Segundo o inquérito, as blitzes poderiam ter criado obstáculos ao trânsito de eleitores, principalmente em regiões específicas do país. Por esse motivo, o caso chegou ao Supremo Tribunal Federal.
Em agosto de 2024, a PF indiciou seis pessoas. Entre elas, estavam o ex-ministro da Justiça Anderson Gustavo Torres e o ex-diretor-geral da PRF Silvinei Vasques.
Delegados da Polícia Federal também entraram na apuração
Embora a PRF tenha executado as blitzes, a investigação também incluiu dois delegados da Polícia Federal. Conforme apontou o inquérito, ambos teriam ocupado cargos estratégicos de comando ou articulação institucional.
Além disso, os investigadores analisaram se esses delegados influenciaram decisões que permitiram ou deixaram de impedir as operações no dia da eleição. No entanto, a análise não confirmou essa participação.
Moraes acolhe parecer e arquiva processo
Ao acolher o parecer da PGR, Alexandre de Moraes concluiu que o processo não apresentava indícios mínimos de crime em relação aos delegados Alfredo de Souza Lima Coelho Carrijo e Léo Garrido de Salles Meira. Dessa forma, o ministro determinou o arquivamento da ação por falta de justa causa.
Segundo a decisão, a investigação não demonstrou participação direta dos delegados nas supostas irregularidades.
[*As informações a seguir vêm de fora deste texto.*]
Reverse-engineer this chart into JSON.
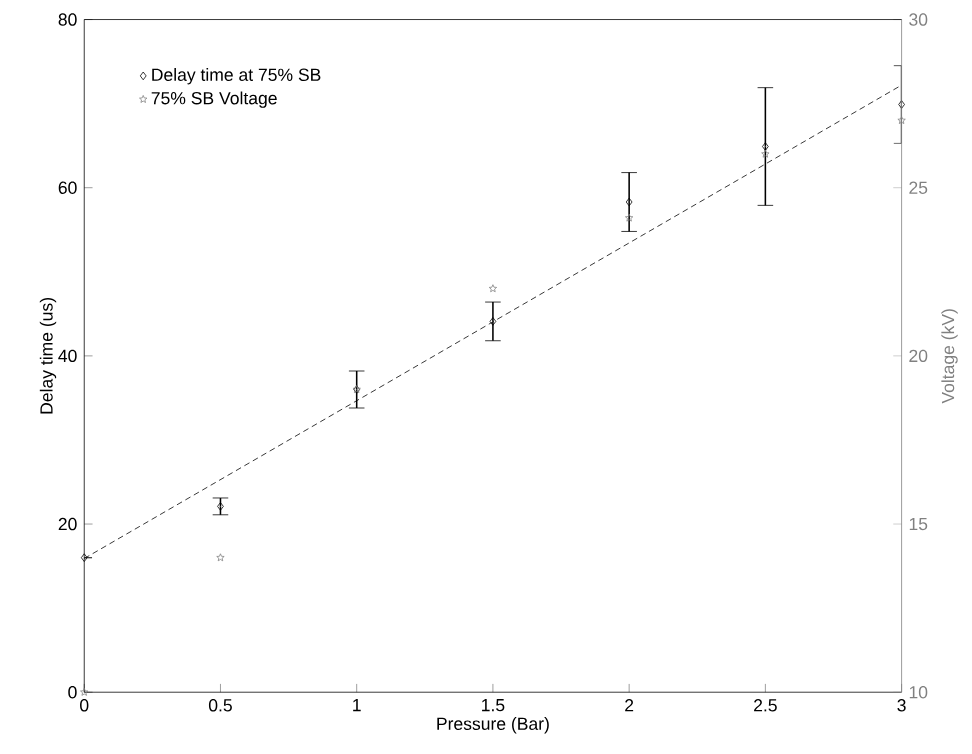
{
  "chart_data": {
    "type": "scatter",
    "xlabel": "Pressure (Bar)",
    "ylabel": "Delay time (us)",
    "y2label": "Voltage (kV)",
    "x": [
      0,
      0.5,
      1,
      1.5,
      2,
      2.5,
      3
    ],
    "xlim": [
      0,
      3
    ],
    "xticks": [
      0,
      0.5,
      1,
      1.5,
      2,
      2.5,
      3
    ],
    "ylim": [
      0,
      80
    ],
    "yticks": [
      0,
      20,
      40,
      60,
      80
    ],
    "y2lim": [
      10,
      30
    ],
    "y2ticks": [
      10,
      15,
      20,
      25,
      30
    ],
    "grid": false,
    "legend": "top left",
    "series": [
      {
        "name": "Delay time at 75% SB",
        "color": "#000000",
        "marker": "diamond",
        "values": [
          16,
          22.1,
          36,
          44.1,
          58.3,
          64.9,
          69.9
        ],
        "errors": [
          null,
          1,
          2.2,
          2.3,
          3.5,
          7,
          4.6
        ]
      },
      {
        "name": "75% SB Voltage",
        "color": "#808080",
        "marker": "star",
        "axis": "y2",
        "values": [
          10,
          14,
          19,
          22,
          24.1,
          26,
          27
        ]
      },
      {
        "type": "line",
        "color": "#000000",
        "line_style": "dashed",
        "marker": "none",
        "x": [
          0,
          3
        ],
        "values": [
          15.9,
          72.2
        ]
      }
    ]
  }
}
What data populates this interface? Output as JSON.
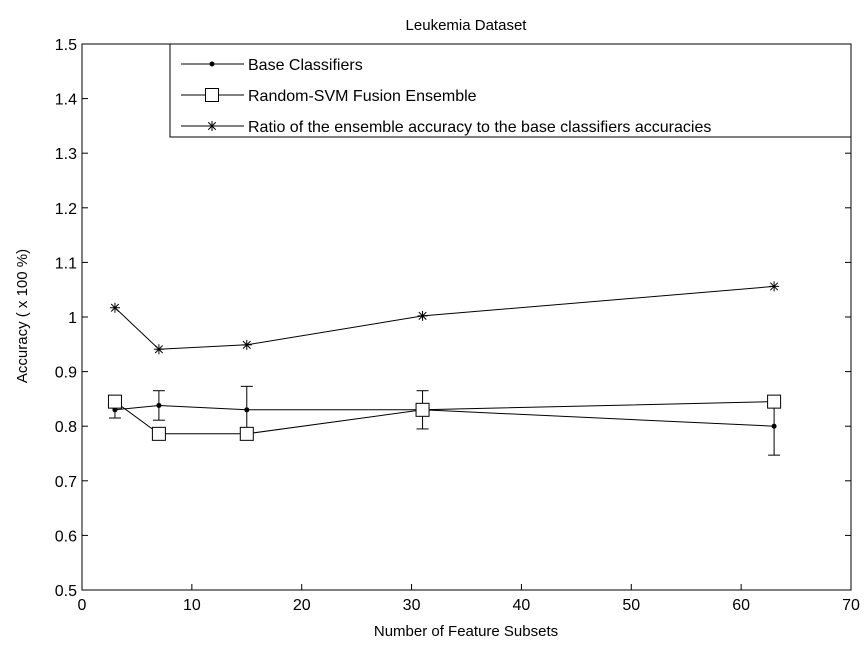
{
  "chart_data": {
    "type": "line",
    "title": "Leukemia Dataset",
    "xlabel": "Number of Feature Subsets",
    "ylabel": "Accuracy ( x 100 %)",
    "xlim": [
      0,
      70
    ],
    "ylim": [
      0.5,
      1.5
    ],
    "xticks": [
      0,
      10,
      20,
      30,
      40,
      50,
      60,
      70
    ],
    "yticks": [
      0.5,
      0.6,
      0.7,
      0.8,
      0.9,
      1,
      1.1,
      1.2,
      1.3,
      1.4,
      1.5
    ],
    "xtick_labels": [
      "0",
      "10",
      "20",
      "30",
      "40",
      "50",
      "60",
      "70"
    ],
    "ytick_labels": [
      "0.5",
      "0.6",
      "0.7",
      "0.8",
      "0.9",
      "1",
      "1.1",
      "1.2",
      "1.3",
      "1.4",
      "1.5"
    ],
    "grid": false,
    "legend_position": "top-right",
    "x": [
      3,
      7,
      15,
      31,
      63
    ],
    "series": [
      {
        "name": "Base Classifiers",
        "marker": "dot",
        "values": [
          0.83,
          0.838,
          0.83,
          0.83,
          0.8
        ],
        "error": [
          0.015,
          0.027,
          0.043,
          0.035,
          0.053
        ]
      },
      {
        "name": "Random-SVM Fusion Ensemble",
        "marker": "square",
        "values": [
          0.845,
          0.786,
          0.786,
          0.83,
          0.845
        ]
      },
      {
        "name": "Ratio of the ensemble accuracy to the base classifiers accuracies",
        "marker": "asterisk",
        "values": [
          1.017,
          0.941,
          0.949,
          1.002,
          1.056
        ]
      }
    ]
  }
}
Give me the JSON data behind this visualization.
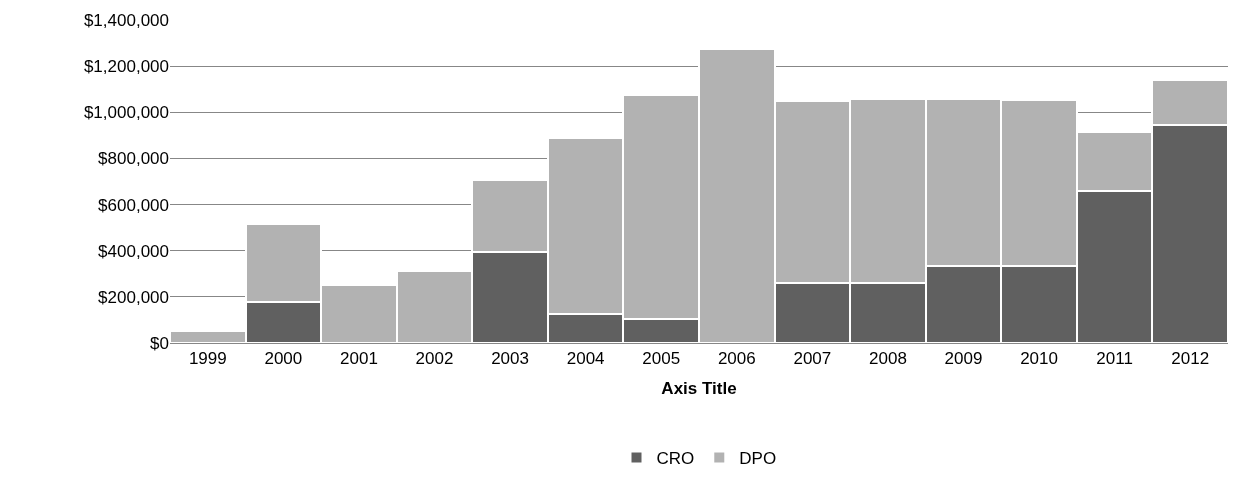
{
  "chart_data": {
    "type": "bar",
    "stacked": true,
    "xlabel": "Axis Title",
    "categories": [
      "1999",
      "2000",
      "2001",
      "2002",
      "2003",
      "2004",
      "2005",
      "2006",
      "2007",
      "2008",
      "2009",
      "2010",
      "2011",
      "2012"
    ],
    "series": [
      {
        "name": "CRO",
        "color": "#606060",
        "values": [
          0,
          177000,
          0,
          0,
          396000,
          127000,
          104000,
          0,
          259000,
          259000,
          333000,
          333000,
          657000,
          943000
        ]
      },
      {
        "name": "DPO",
        "color": "#b2b2b2",
        "values": [
          54000,
          338000,
          250000,
          312000,
          312000,
          761000,
          969000,
          1273000,
          790000,
          800000,
          726000,
          720000,
          259000,
          198000
        ]
      }
    ],
    "ylim": [
      0,
      1400000
    ],
    "yticks": [
      {
        "value": 0,
        "label": "$0"
      },
      {
        "value": 200000,
        "label": "$200,000"
      },
      {
        "value": 400000,
        "label": "$400,000"
      },
      {
        "value": 600000,
        "label": "$600,000"
      },
      {
        "value": 800000,
        "label": "$800,000"
      },
      {
        "value": 1000000,
        "label": "$1,000,000"
      },
      {
        "value": 1200000,
        "label": "$1,200,000"
      },
      {
        "value": 1400000,
        "label": "$1,400,000"
      }
    ],
    "grid": "y",
    "legend": "bottom"
  }
}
Além disso, os elementos reunidos não sustentaram a continuidade do processo.
Situação dos demais investigados
No caso de Silvinei Vasques, Marília Ferreira de Alencar e Anderson Torres, Moraes destacou que os fatos analisados nesta petição já foram examinados em outras ações penais no STF.
Já em relação ao delegado Fernando de Sousa Oliveira, então chefe interino da Secretaria de Segurança Pública do Distrito Federal, o ministro encerrou a investigação porque outro processo, que tratou do mesmo contexto, já havia absolvido o investigado.
STF encerra mais uma frente de apuração
Com essa decisão, o Supremo Tribunal Federal encerra mais uma frente de investigação relacionada às blitzes da PRF nas eleições de 2022. Assim, o tribunal reforça o entendimento de que não existem elementos jurídicos suficientes para manter o processo contra os delegados citados.